Eating on the Edge: Inside Ballard's Firefly Kitchens, Julie O'Brien and Richard Climenhage are making fermented food mainstream.

The first and only kimchee factory in Ballard, to my knowledge, is located in the relatively desolate, semi-industrial gulch north of Leary Way and east of the Ballard Bridge.

The owner-operated Firefly Kitchens is located a few blocks from an electrical substation and next door to an auto body shop. In previous lives, the Firefly building was used as a fabricating shop for fishing vessels and a plant for making three-ring binders.

Really, to call Firefly a kimchee factory is a little misleading. The company has no Korean bent, or any Asian angle to its business model. Its owners, Julie O’Brien and Richard Climenhage, turn out not only kimchee but several varieties of fermented vegetables, including sauerkraut (they have no German bent either), beets, and carrots. Kimchee just happens to be the best seller of the bunch, by two to one. Theirs is a gentle, reductive version of traditional, Korean kimchee.

O’Brien and Climenhage, as you might have guessed, are not Korean, nor are they particularly passionate about Korean food. They are passionate about fermented food, a component of eating that largely went away the last century with the advent of refrigeration and canning. Most of what passes for fermented food these days, Climenhage said, is sour food, ruined by “adding sugar, heat, and vinegar.”

In other words, he’s not talking about those Vlasic dill pickles.

Most cultures still eat some form of fermented food like cheese, yogurt, beer, or miso. Some cultures more than others. (Fermentation is a biochemical process through which sugars are converted into alcohol or lactic acid, which preserves the food and keeps it edible.) Korean cooking stands out in that respect, and not just because of kimchee. 
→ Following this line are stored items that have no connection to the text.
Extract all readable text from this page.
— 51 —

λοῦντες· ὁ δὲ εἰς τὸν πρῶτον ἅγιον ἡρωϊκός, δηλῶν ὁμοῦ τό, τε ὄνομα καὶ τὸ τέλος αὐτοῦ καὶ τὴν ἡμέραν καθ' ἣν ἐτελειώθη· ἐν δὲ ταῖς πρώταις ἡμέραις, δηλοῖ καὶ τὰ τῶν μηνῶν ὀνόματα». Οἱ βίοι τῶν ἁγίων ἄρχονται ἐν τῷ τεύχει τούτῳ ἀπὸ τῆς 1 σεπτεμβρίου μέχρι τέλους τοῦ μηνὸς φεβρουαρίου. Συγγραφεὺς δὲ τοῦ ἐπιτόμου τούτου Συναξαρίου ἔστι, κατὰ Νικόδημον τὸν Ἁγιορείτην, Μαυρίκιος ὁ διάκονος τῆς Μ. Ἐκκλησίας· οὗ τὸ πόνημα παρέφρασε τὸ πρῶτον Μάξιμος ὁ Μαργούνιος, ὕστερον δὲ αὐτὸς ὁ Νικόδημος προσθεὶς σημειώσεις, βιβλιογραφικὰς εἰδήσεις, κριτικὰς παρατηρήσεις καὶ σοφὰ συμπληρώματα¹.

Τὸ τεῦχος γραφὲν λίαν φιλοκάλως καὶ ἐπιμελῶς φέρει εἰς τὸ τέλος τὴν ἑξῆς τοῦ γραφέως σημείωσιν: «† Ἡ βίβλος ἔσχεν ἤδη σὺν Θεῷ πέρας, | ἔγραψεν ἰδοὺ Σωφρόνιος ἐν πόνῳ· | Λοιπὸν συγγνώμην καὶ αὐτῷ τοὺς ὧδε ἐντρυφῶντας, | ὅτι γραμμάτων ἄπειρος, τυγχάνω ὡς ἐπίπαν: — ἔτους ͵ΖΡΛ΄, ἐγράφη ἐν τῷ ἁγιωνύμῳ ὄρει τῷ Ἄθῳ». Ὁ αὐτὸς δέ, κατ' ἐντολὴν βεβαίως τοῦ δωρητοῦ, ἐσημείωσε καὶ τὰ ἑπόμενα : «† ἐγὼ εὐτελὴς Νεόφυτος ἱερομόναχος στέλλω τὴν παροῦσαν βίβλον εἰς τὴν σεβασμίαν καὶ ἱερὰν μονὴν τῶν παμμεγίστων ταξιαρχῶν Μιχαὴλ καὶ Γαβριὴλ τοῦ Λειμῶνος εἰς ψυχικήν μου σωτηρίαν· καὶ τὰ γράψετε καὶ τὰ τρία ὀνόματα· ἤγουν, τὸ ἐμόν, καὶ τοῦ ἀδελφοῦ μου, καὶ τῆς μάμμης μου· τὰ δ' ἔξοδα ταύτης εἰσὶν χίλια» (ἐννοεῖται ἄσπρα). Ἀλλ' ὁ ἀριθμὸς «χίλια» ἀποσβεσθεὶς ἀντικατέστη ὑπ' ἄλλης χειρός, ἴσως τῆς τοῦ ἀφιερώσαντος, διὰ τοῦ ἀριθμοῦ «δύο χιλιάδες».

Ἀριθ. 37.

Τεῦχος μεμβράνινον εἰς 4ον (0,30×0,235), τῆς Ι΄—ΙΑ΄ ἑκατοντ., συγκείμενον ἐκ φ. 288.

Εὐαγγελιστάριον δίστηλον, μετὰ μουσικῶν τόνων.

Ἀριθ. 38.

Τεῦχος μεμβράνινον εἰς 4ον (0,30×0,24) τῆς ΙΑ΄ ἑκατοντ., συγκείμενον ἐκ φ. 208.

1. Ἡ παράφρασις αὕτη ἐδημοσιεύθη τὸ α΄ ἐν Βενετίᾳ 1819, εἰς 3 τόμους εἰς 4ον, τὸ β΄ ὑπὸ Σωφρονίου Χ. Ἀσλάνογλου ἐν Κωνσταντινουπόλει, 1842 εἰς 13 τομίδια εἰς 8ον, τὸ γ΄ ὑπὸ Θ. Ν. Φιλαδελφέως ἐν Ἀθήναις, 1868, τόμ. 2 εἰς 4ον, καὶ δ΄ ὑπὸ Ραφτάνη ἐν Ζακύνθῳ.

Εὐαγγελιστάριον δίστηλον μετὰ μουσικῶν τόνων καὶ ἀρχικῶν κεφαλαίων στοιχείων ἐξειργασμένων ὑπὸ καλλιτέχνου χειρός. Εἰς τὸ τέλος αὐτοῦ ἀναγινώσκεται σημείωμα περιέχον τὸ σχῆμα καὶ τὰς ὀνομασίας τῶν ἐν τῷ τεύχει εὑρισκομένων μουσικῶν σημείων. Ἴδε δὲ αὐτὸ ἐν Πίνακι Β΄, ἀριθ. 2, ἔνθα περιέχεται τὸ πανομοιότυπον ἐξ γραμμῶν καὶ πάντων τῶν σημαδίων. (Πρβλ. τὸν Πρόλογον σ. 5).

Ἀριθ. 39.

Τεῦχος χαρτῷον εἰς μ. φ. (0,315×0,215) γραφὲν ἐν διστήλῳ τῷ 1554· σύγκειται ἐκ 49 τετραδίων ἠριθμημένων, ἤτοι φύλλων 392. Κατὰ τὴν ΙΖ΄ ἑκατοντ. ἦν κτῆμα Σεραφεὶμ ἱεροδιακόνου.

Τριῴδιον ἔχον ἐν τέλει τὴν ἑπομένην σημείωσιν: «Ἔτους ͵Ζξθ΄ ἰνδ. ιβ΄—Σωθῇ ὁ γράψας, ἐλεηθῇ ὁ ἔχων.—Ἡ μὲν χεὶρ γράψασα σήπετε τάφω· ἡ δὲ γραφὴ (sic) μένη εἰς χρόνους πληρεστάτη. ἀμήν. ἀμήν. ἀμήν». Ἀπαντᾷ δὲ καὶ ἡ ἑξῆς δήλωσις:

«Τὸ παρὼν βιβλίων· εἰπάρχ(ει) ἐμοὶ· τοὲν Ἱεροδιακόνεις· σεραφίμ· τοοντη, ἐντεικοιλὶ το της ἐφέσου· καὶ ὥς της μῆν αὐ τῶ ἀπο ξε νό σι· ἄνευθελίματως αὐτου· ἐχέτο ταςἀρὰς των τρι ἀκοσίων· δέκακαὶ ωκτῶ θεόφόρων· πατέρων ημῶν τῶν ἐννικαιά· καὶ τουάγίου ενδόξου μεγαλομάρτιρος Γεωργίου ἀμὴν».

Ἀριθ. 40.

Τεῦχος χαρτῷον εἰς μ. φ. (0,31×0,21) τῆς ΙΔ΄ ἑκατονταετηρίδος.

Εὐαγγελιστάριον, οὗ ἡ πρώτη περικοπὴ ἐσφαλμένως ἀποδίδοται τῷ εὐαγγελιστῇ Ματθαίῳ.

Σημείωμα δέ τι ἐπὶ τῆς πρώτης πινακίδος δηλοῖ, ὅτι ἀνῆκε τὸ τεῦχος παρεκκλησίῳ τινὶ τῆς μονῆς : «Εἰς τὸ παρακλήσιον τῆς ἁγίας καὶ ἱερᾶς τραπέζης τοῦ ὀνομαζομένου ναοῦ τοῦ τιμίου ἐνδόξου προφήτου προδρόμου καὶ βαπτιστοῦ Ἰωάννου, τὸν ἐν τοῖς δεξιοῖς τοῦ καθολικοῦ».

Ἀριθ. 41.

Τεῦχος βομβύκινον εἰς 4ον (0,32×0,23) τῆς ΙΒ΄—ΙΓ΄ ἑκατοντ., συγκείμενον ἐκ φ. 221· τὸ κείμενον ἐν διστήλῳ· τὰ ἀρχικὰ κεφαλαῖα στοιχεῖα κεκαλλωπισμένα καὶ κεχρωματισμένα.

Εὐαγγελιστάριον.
Native Hawaiians prepare poi or fermented, mashed taro root; Southeast Asians cook with fermented fish and shrimp; Icelanders eat fermented shark; Taiwanese, fermented bean curd; the native Inuit of Greenland fermented sea birds inside a seal-skin bag, eating the putrefied birds whole six months later — bones and all. As a rule, fermented food can be sour or intensely flavored, its texture slimy. A liking for it is an acquired taste, one some will never find.

The yuck factor aside, fermented foods have beneficial properties other foods do not, the principle behind one of the food industry’s buzz words — probiotic. The term refers to the variety of beneficial, living microorganisms created during fermentation, said to aid digestion and promote good health. Grocery store shelves are full of probiotic supplements and beverages like kefir (milk fermented with grain) and kombucha (fermented tea).

For now, Firefly’s audience, O’Brien said, is a niche; people with digestion and “health issues, health nuts and foodies.” (Firefly’s cortido sauerkraut, was one of 11 winners of the 2012 Food Awards, in the pickles category, a national honor that rewards creative and sustainable, small-scale food production.) The casual consumer of fermented food has yet to be created, although O’Brien and Climenhage are trying to do just that with their less intimidating, gateway version of fermented food. Love for fermented vegetables, they said, is already in most of our DNA.

“People will say, their grandmother was Russian or Hungarian or Korean, and it reminds them of cabbage their grandmother made,” O’Brien said.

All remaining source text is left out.